You are right. I changed indices to Variable and got the following error:
Traceback (most recent call last):
File “/usr/share/java/pycharm-community/helpers/pydev/pydevd.py”, line 1599, in
globals = debugger.run(setup[‘file’], None, None, is_module)
File “/usr/share/java/pycharm-community/helpers/pydev/pydevd.py”, line 1026, in run
pydev_imports.execfile(file, globals, locals) # execute the script
File “/usr/share/java/pycharm-community/helpers/pydev/_pydev_imps/_pydev_execfile.py”, line 18, in execfile
exec(compile(contents+"\n", file, ‘exec’), glob, loc)
File “/home/usama/PycharmProjects/test/Maxout_test.py”, line 128, in
loss.backward()
File “/home/usama/anaconda3/lib/python3.6/site-packages/torch/autograd/variable.py”, line 156, in backward
torch.autograd.backward(self, gradient, retain_graph, create_graph, retain_variables)

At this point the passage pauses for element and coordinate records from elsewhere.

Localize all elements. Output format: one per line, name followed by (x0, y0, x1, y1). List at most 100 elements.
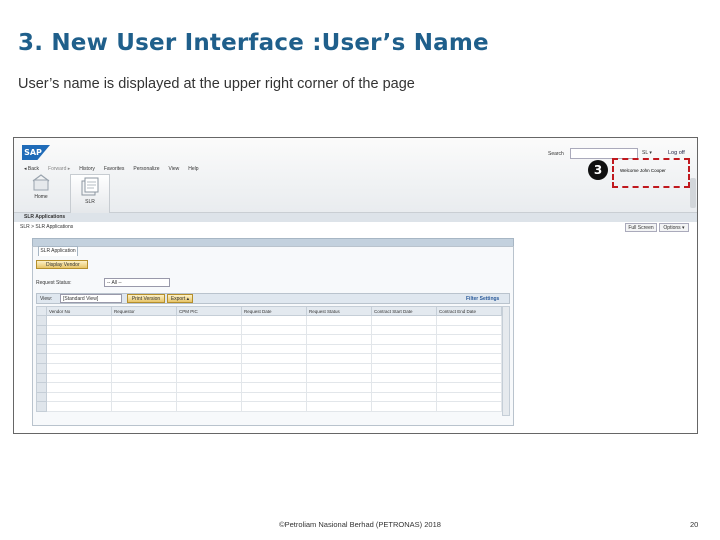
row-selector[interactable] (36, 343, 47, 355)
table-row[interactable] (36, 362, 502, 374)
table-cell (111, 372, 177, 384)
logoff-link[interactable]: Log off (668, 150, 685, 156)
table-row[interactable] (36, 401, 502, 412)
table-cell (371, 353, 437, 364)
table-cell (46, 362, 112, 374)
row-selector[interactable] (36, 353, 47, 364)
column-header[interactable]: Vendor No (46, 306, 112, 316)
tile-home[interactable]: Home (26, 174, 56, 200)
user-welcome-text: Welcome John Cooper (620, 168, 666, 173)
table-cell (241, 391, 307, 403)
table-cell (176, 372, 242, 384)
row-selector[interactable] (36, 315, 47, 326)
menu-help[interactable]: Help (188, 166, 198, 172)
table-row[interactable] (36, 324, 502, 336)
menu-personalize[interactable]: Personalize (133, 166, 159, 172)
table-cell (46, 353, 112, 364)
table-cell (111, 343, 177, 355)
window-scrollbar[interactable] (690, 178, 696, 208)
print-version-button[interactable]: Print Version (127, 294, 165, 303)
table-cell (176, 315, 242, 326)
row-selector[interactable] (36, 401, 47, 412)
table-row[interactable] (36, 391, 502, 403)
table-cell (111, 391, 177, 403)
table-cell (436, 343, 502, 355)
table-cell (436, 315, 502, 326)
slide-subtitle: User’s name is displayed at the upper ri… (18, 76, 415, 92)
menu-favorites[interactable]: Favorites (104, 166, 125, 172)
breadcrumb: SLR > SLR Applications (20, 224, 74, 230)
table-cell (436, 362, 502, 374)
table-cell (111, 334, 177, 345)
full-screen-button[interactable]: Full Screen (625, 223, 657, 232)
table-cell (176, 324, 242, 336)
table-row[interactable] (36, 334, 502, 345)
table-cell (111, 315, 177, 326)
row-selector[interactable] (36, 334, 47, 345)
table-cell (436, 382, 502, 393)
table-cell (306, 315, 372, 326)
table-cell (176, 353, 242, 364)
table-cell (111, 382, 177, 393)
column-header[interactable]: Contract Start Date (371, 306, 437, 316)
copyright-footer: ©Petroliam Nasional Berhad (PETRONAS) 20… (279, 520, 441, 529)
table-cell (111, 401, 177, 412)
row-selector-header[interactable] (36, 306, 47, 316)
table-cell (241, 401, 307, 412)
request-status-select[interactable]: -- All -- (104, 278, 170, 287)
page-number: 20 (690, 520, 699, 529)
column-header[interactable]: Requestor (111, 306, 177, 316)
menu-forward[interactable]: Forward ▸ (48, 166, 70, 172)
column-header[interactable]: Request Date (241, 306, 307, 316)
tile-home-label: Home (34, 194, 48, 200)
display-vendor-button[interactable]: Display Vendor (36, 260, 88, 269)
row-selector[interactable] (36, 372, 47, 384)
table-cell (176, 334, 242, 345)
table-cell (241, 334, 307, 345)
table-cell (111, 362, 177, 374)
table-cell (306, 334, 372, 345)
search-scope-dropdown[interactable]: SL ▾ (642, 150, 652, 156)
menu-back[interactable]: ◂ Back (24, 166, 39, 172)
export-button[interactable]: Export ▴ (167, 294, 193, 303)
row-selector[interactable] (36, 382, 47, 393)
table-cell (306, 362, 372, 374)
row-selector[interactable] (36, 362, 47, 374)
tile-slr[interactable]: SLR (70, 174, 110, 214)
portal-menu: ◂ Back Forward ▸ History Favorites Perso… (24, 166, 199, 172)
table-body (36, 315, 502, 412)
view-label: View: (40, 296, 53, 302)
table-cell (306, 382, 372, 393)
table-cell (306, 343, 372, 355)
column-header[interactable]: Request Status (306, 306, 372, 316)
table-row[interactable] (36, 382, 502, 393)
row-selector[interactable] (36, 324, 47, 336)
detailed-navigation-bar[interactable]: SLR Applications (14, 213, 697, 222)
table-row[interactable] (36, 372, 502, 384)
tab-slr-application[interactable]: SLR Application (38, 246, 78, 256)
table-cell (306, 353, 372, 364)
filter-settings-link[interactable]: Filter Settings (466, 296, 499, 302)
home-icon (32, 174, 50, 191)
requests-table: Vendor No Requestor CPM PIC Request Date… (36, 306, 502, 412)
username-highlight-box (612, 158, 690, 188)
view-select[interactable]: [Standard View] (60, 294, 122, 303)
table-cell (46, 324, 112, 336)
table-scrollbar[interactable] (502, 306, 510, 416)
table-cell (241, 343, 307, 355)
menu-history[interactable]: History (79, 166, 95, 172)
row-selector[interactable] (36, 391, 47, 403)
column-header[interactable]: CPM PIC (176, 306, 242, 316)
table-cell (46, 382, 112, 393)
table-row[interactable] (36, 315, 502, 326)
callout-number-badge: 3 (588, 160, 608, 180)
table-cell (241, 362, 307, 374)
table-cell (436, 391, 502, 403)
column-header[interactable]: Contract End Date (436, 306, 502, 316)
table-cell (46, 343, 112, 355)
options-button[interactable]: Options ▾ (659, 223, 689, 232)
table-cell (371, 391, 437, 403)
table-row[interactable] (36, 353, 502, 364)
table-row[interactable] (36, 343, 502, 355)
menu-view[interactable]: View (169, 166, 180, 172)
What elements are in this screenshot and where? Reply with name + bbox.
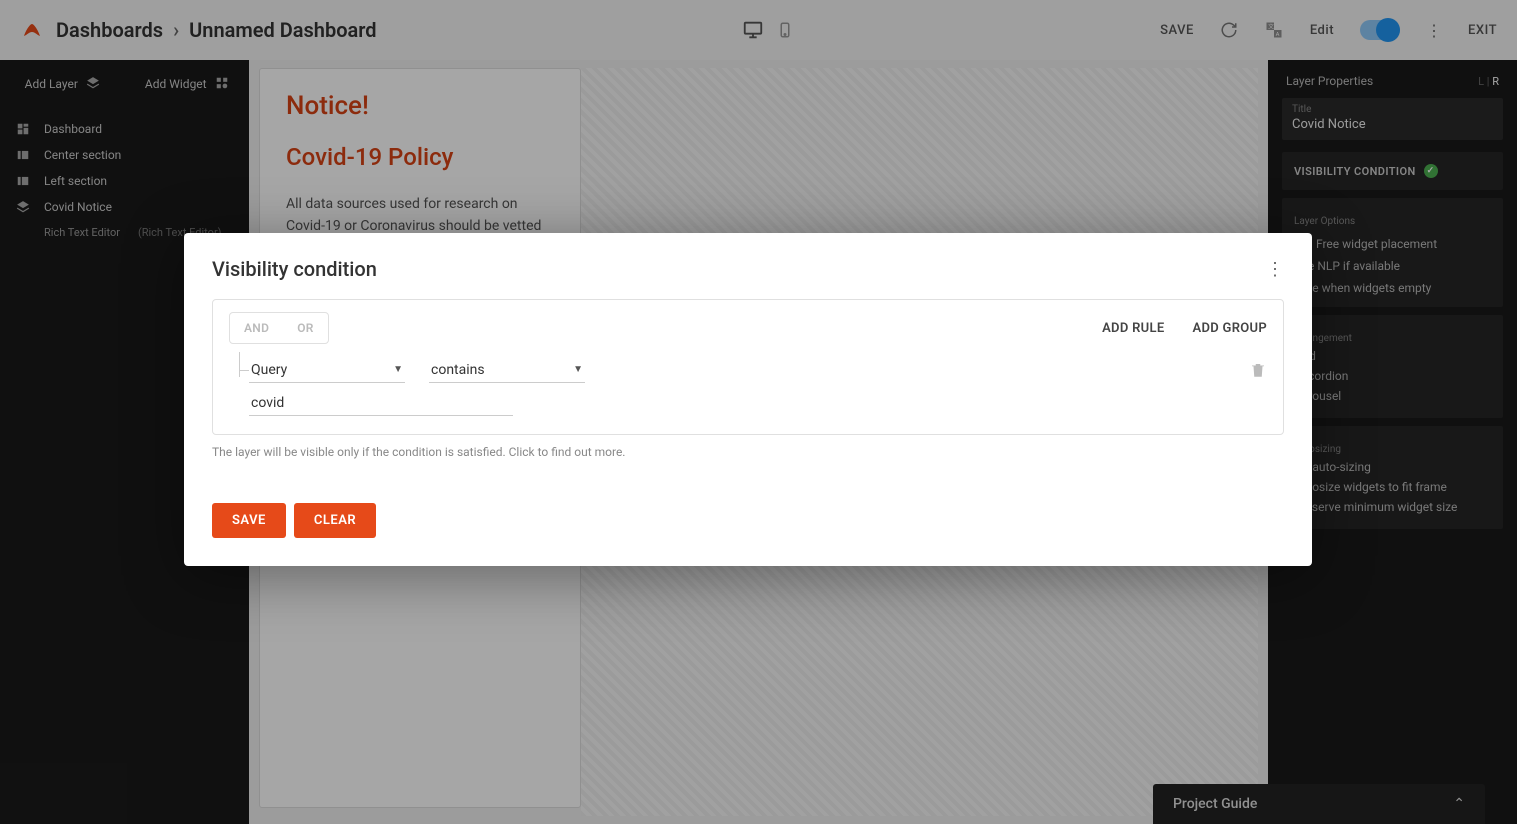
- add-rule-button[interactable]: ADD RULE: [1102, 321, 1164, 336]
- modal-title: Visibility condition: [212, 257, 377, 281]
- rule-value-input[interactable]: [249, 391, 513, 416]
- add-group-button[interactable]: ADD GROUP: [1192, 321, 1267, 336]
- and-button[interactable]: AND: [230, 313, 283, 343]
- rule-group: AND OR ADD RULE ADD GROUP Query ▼ contai…: [212, 299, 1284, 435]
- rule-field-select[interactable]: Query: [249, 358, 405, 383]
- rule-operator-select[interactable]: contains: [429, 358, 585, 383]
- visibility-modal: Visibility condition ⋮ AND OR ADD RULE A…: [184, 233, 1312, 566]
- modal-hint[interactable]: The layer will be visible only if the co…: [212, 445, 1284, 459]
- modal-save-button[interactable]: SAVE: [212, 503, 286, 538]
- modal-clear-button[interactable]: CLEAR: [294, 503, 376, 538]
- and-or-toggle[interactable]: AND OR: [229, 312, 329, 344]
- modal-more-icon[interactable]: ⋮: [1266, 259, 1284, 280]
- or-button[interactable]: OR: [283, 313, 328, 343]
- delete-rule-icon[interactable]: [1249, 361, 1267, 383]
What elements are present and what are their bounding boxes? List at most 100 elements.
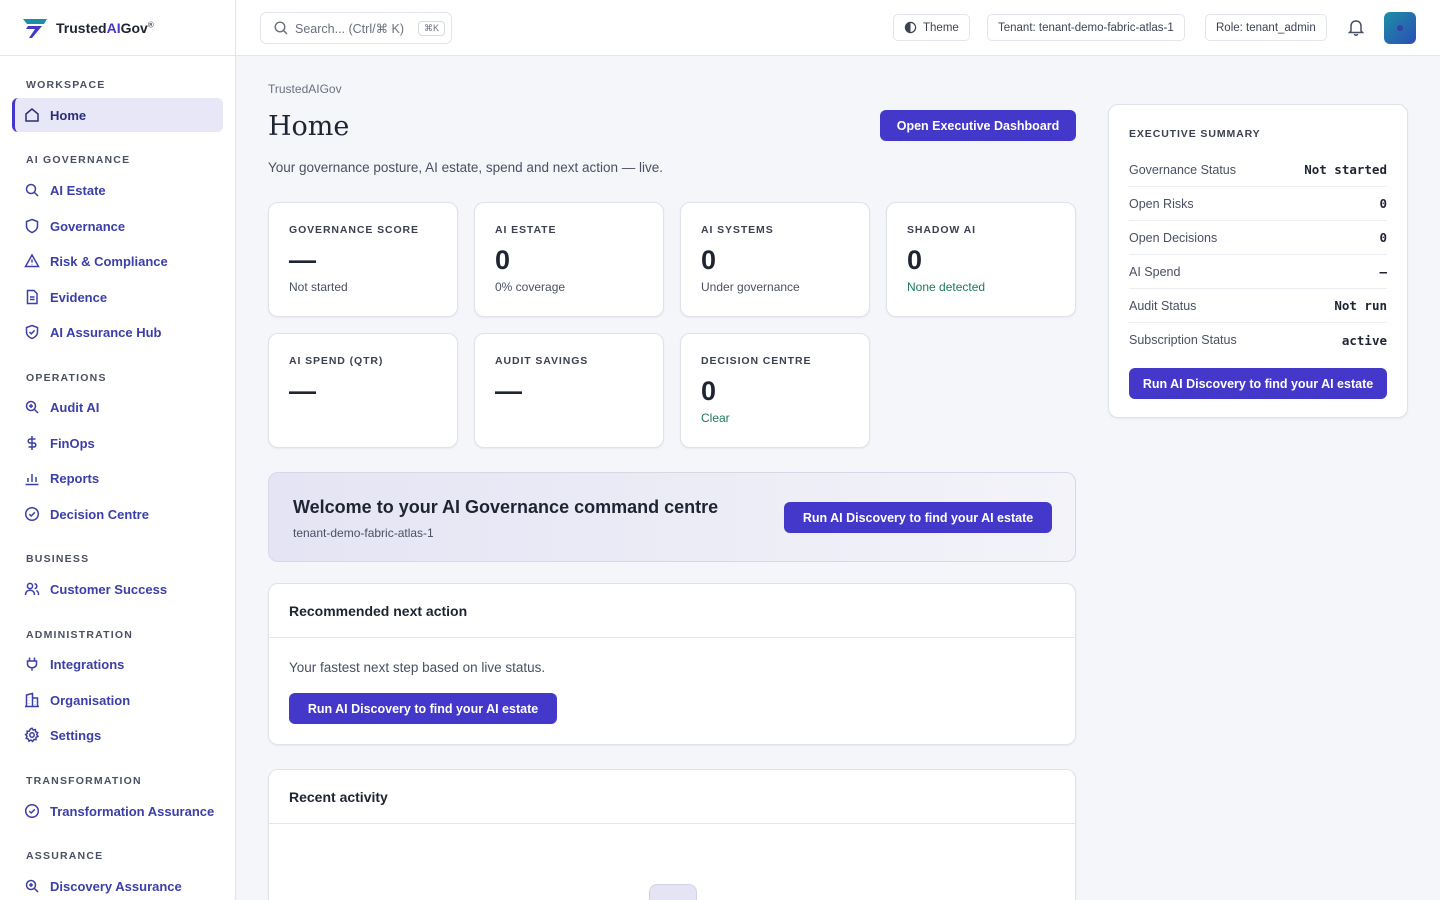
empty-state-icon bbox=[649, 884, 697, 900]
avatar[interactable] bbox=[1384, 12, 1416, 44]
summary-row-label: Subscription Status bbox=[1129, 333, 1237, 347]
summary-row: Open Risks 0 bbox=[1129, 187, 1387, 221]
kpi-label: AI Systems bbox=[701, 224, 774, 236]
brand[interactable]: TrustedAIGov® bbox=[0, 0, 235, 56]
building-icon bbox=[25, 692, 39, 708]
sidebar-item-reports[interactable]: Reports bbox=[12, 461, 223, 495]
sidebar-item-home[interactable]: Home bbox=[12, 98, 223, 132]
sidebar-item-audit-ai[interactable]: Audit AI bbox=[12, 390, 223, 424]
kpi-card-ai-spend[interactable]: AI Spend (QTR) — bbox=[268, 333, 458, 448]
summary-title: Executive Summary bbox=[1129, 128, 1261, 140]
kpi-subtext: 0% coverage bbox=[495, 279, 566, 294]
summary-row-value: Not started bbox=[1304, 162, 1387, 177]
sidebar-item-risk-compliance[interactable]: Risk & Compliance bbox=[12, 244, 223, 278]
role-label: Role: tenant_admin bbox=[1216, 21, 1316, 34]
sidebar-item-label: Decision Centre bbox=[50, 506, 149, 522]
recent-activity-panel: Recent activity bbox=[268, 769, 1076, 900]
sidebar-item-ai-assurance-hub[interactable]: AI Assurance Hub bbox=[12, 315, 223, 349]
run-ai-discovery-button[interactable]: Run AI Discovery to find your AI estate bbox=[784, 502, 1052, 533]
theme-toggle-button[interactable]: Theme bbox=[893, 14, 970, 41]
document-icon bbox=[26, 289, 38, 305]
kpi-card-governance-score[interactable]: Governance Score — Not started bbox=[268, 202, 458, 317]
sidebar-item-label: FinOps bbox=[50, 435, 95, 451]
breadcrumb[interactable]: TrustedAIGov bbox=[268, 82, 342, 96]
role-selector[interactable]: Role: tenant_admin bbox=[1205, 14, 1327, 41]
zoom-icon bbox=[25, 400, 39, 414]
welcome-banner: Welcome to your AI Governance command ce… bbox=[268, 472, 1076, 562]
summary-row-label: Open Decisions bbox=[1129, 230, 1218, 245]
sidebar-item-label: Reports bbox=[50, 470, 100, 486]
kpi-card-audit-savings[interactable]: Audit Savings — bbox=[474, 333, 664, 448]
summary-row-label: Governance Status bbox=[1129, 162, 1237, 177]
summary-row: Audit Status Not run bbox=[1129, 289, 1387, 323]
run-ai-discovery-button[interactable]: Run AI Discovery to find your AI estate bbox=[1129, 368, 1387, 399]
kpi-card-ai-systems[interactable]: AI Systems 0 Under governance bbox=[680, 202, 870, 317]
summary-row-value: Not run bbox=[1334, 298, 1387, 313]
kpi-value: — bbox=[495, 376, 522, 406]
sidebar-item-settings[interactable]: Settings bbox=[12, 718, 223, 752]
sidebar-item-label: AI Estate bbox=[50, 182, 106, 198]
sidebar-item-organisation[interactable]: Organisation bbox=[12, 683, 223, 717]
kpi-label: Decision Centre bbox=[701, 355, 812, 367]
summary-row: Subscription Status active bbox=[1129, 323, 1387, 357]
next-action-panel: Recommended next action Your fastest nex… bbox=[268, 583, 1076, 745]
summary-row-value: active bbox=[1341, 332, 1387, 348]
next-action-title: Recommended next action bbox=[269, 584, 1075, 638]
kpi-value: 0 bbox=[495, 245, 511, 275]
zoom-icon bbox=[25, 879, 39, 893]
welcome-tenant: tenant-demo-fabric-atlas-1 bbox=[293, 526, 434, 540]
sidebar-item-label: Evidence bbox=[50, 289, 108, 305]
bell-icon[interactable] bbox=[1346, 17, 1366, 37]
page-title: Home bbox=[268, 111, 350, 142]
nav-section-administration: Administration bbox=[26, 629, 134, 641]
kpi-label: Audit Savings bbox=[495, 355, 589, 367]
sidebar-item-label: Discovery Assurance bbox=[50, 878, 182, 894]
kpi-label: AI Spend (QTR) bbox=[289, 355, 384, 367]
summary-row-value: 0 bbox=[1379, 230, 1387, 245]
shield-icon bbox=[25, 218, 39, 234]
open-executive-dashboard-button[interactable]: Open Executive Dashboard bbox=[880, 110, 1076, 141]
tenant-selector[interactable]: Tenant: tenant-demo-fabric-atlas-1 bbox=[987, 14, 1185, 41]
sidebar-item-discovery-assurance[interactable]: Discovery Assurance bbox=[12, 869, 223, 900]
users-icon bbox=[24, 582, 40, 596]
sidebar-item-label: Risk & Compliance bbox=[50, 253, 168, 269]
sidebar-item-finops[interactable]: FinOps bbox=[12, 426, 223, 460]
kpi-card-decision-centre[interactable]: Decision Centre 0 Clear bbox=[680, 333, 870, 448]
kpi-label: Shadow AI bbox=[907, 224, 976, 236]
summary-row-label: Open Risks bbox=[1129, 196, 1194, 211]
sidebar-item-evidence[interactable]: Evidence bbox=[12, 280, 223, 314]
sidebar-item-label: Integrations bbox=[50, 656, 125, 672]
topbar: Search... (Ctrl/⌘ K) ⌘K Theme Tenant: te… bbox=[236, 0, 1440, 56]
sidebar-item-label: Governance bbox=[50, 218, 126, 234]
sidebar-item-customer-success[interactable]: Customer Success bbox=[12, 572, 223, 606]
nav-section-assurance: Assurance bbox=[26, 850, 104, 862]
kpi-subtext: Under governance bbox=[701, 279, 800, 294]
nav-section-business: Business bbox=[26, 553, 90, 565]
summary-row-label: Audit Status bbox=[1129, 298, 1197, 313]
kpi-value: — bbox=[289, 245, 316, 275]
sidebar-item-ai-estate[interactable]: AI Estate bbox=[12, 173, 223, 207]
summary-row: Governance Status Not started bbox=[1129, 153, 1387, 187]
search-input[interactable]: Search... (Ctrl/⌘ K) ⌘K bbox=[260, 12, 452, 44]
check-circle-icon bbox=[24, 803, 40, 819]
kpi-label: AI Estate bbox=[495, 224, 557, 236]
summary-row: AI Spend — bbox=[1129, 255, 1387, 289]
sidebar-item-transformation-assurance[interactable]: Transformation Assurance bbox=[12, 794, 223, 828]
sidebar-item-label: Audit AI bbox=[50, 399, 100, 415]
sidebar-item-decision-centre[interactable]: Decision Centre bbox=[12, 497, 223, 531]
nav-section-ai-governance: AI Governance bbox=[26, 154, 131, 166]
kpi-card-ai-estate[interactable]: AI Estate 0 0% coverage bbox=[474, 202, 664, 317]
sidebar-item-governance[interactable]: Governance bbox=[12, 209, 223, 243]
brand-logo-icon bbox=[23, 18, 47, 38]
kpi-card-shadow-ai[interactable]: Shadow AI 0 None detected bbox=[886, 202, 1076, 317]
theme-label: Theme bbox=[923, 21, 959, 34]
executive-summary-card: Executive Summary Governance Status Not s… bbox=[1108, 104, 1408, 418]
sidebar-item-label: Home bbox=[50, 107, 87, 123]
sidebar-item-label: AI Assurance Hub bbox=[50, 324, 162, 340]
kpi-subtext: Not started bbox=[289, 279, 348, 294]
run-ai-discovery-button[interactable]: Run AI Discovery to find your AI estate bbox=[289, 693, 557, 724]
search-shortcut-badge: ⌘K bbox=[418, 20, 446, 36]
sidebar-item-integrations[interactable]: Integrations bbox=[12, 647, 223, 681]
sidebar-item-label: Transformation Assurance bbox=[50, 803, 215, 819]
summary-row-value: — bbox=[1379, 264, 1387, 279]
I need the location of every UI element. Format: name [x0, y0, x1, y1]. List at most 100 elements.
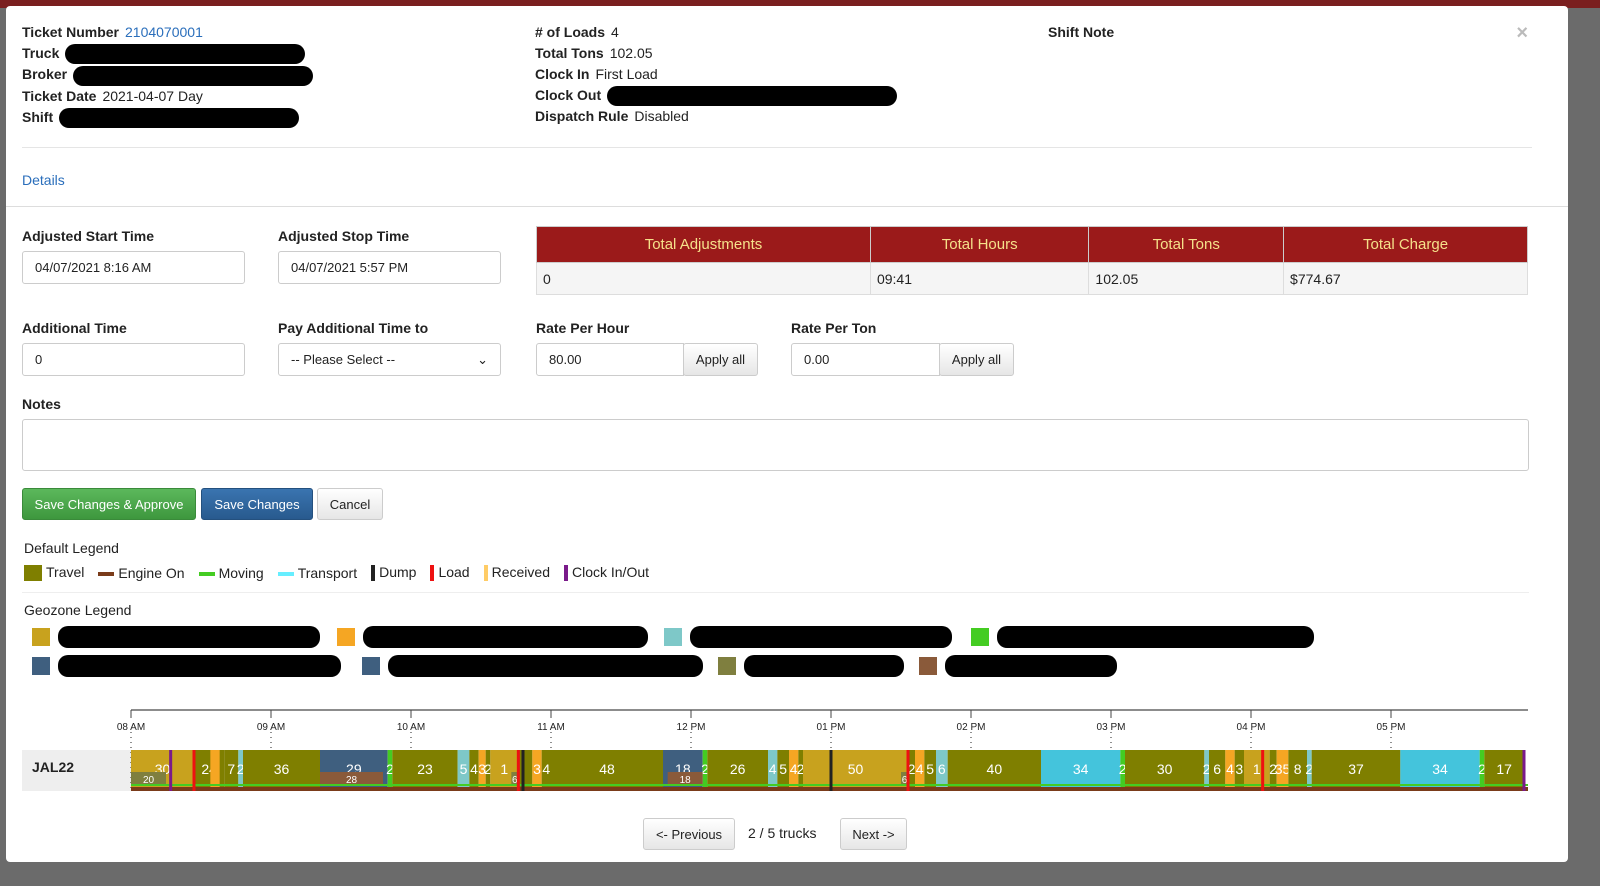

File “/home/usama/anaconda3/lib/python3.6/site-packages/torch/autograd/init.py”, line 98, in backward
variables, grad_variables, retain_graph)
File “/home/usama/anaconda3/lib/python3.6/site-packages/torch/autograd/function.py”, line 91, in apply
return self._forward_cls.backward(self, *args)
File “/home/usama/PycharmProjects/test/Maxout_test.py”, line 42, in backward
input[:, i * 4] = a0 * grad_output
File “/home/usama/anaconda3/lib/python3.6/site-packages/torch/autograd/variable.py”, line 829, in mul
return self.mul(other)
File “/home/usama/anaconda3/lib/python3.6/site-packages/torch/autograd/variable.py”, line 339, in mul
return Mul.apply(self, other)
File “/home/usama/anaconda3/lib/python3.6/site-packages/torch/autograd/_functions/basic_ops.py”, line 48, in forward
return a.mul(b)
TypeError: mul received an invalid combination of arguments - got (torch.cuda.FloatTensor), but expected one of:

  • (int value)
    didn’t match because some of the arguments have invalid types: (!torch.cuda.FloatTensor!)
  • (torch.cuda.ByteTensor other)
    didn’t match because some of the arguments have invalid types: (!torch.cuda.FloatTensor!)

When you do indices[:, i] == 0 you get a mask which is a ByteTensor.
If you want to use it to perform operations with FloatTensor when you do a0 * grad_output, then you need to cast it to float: a0.float() * grad_output.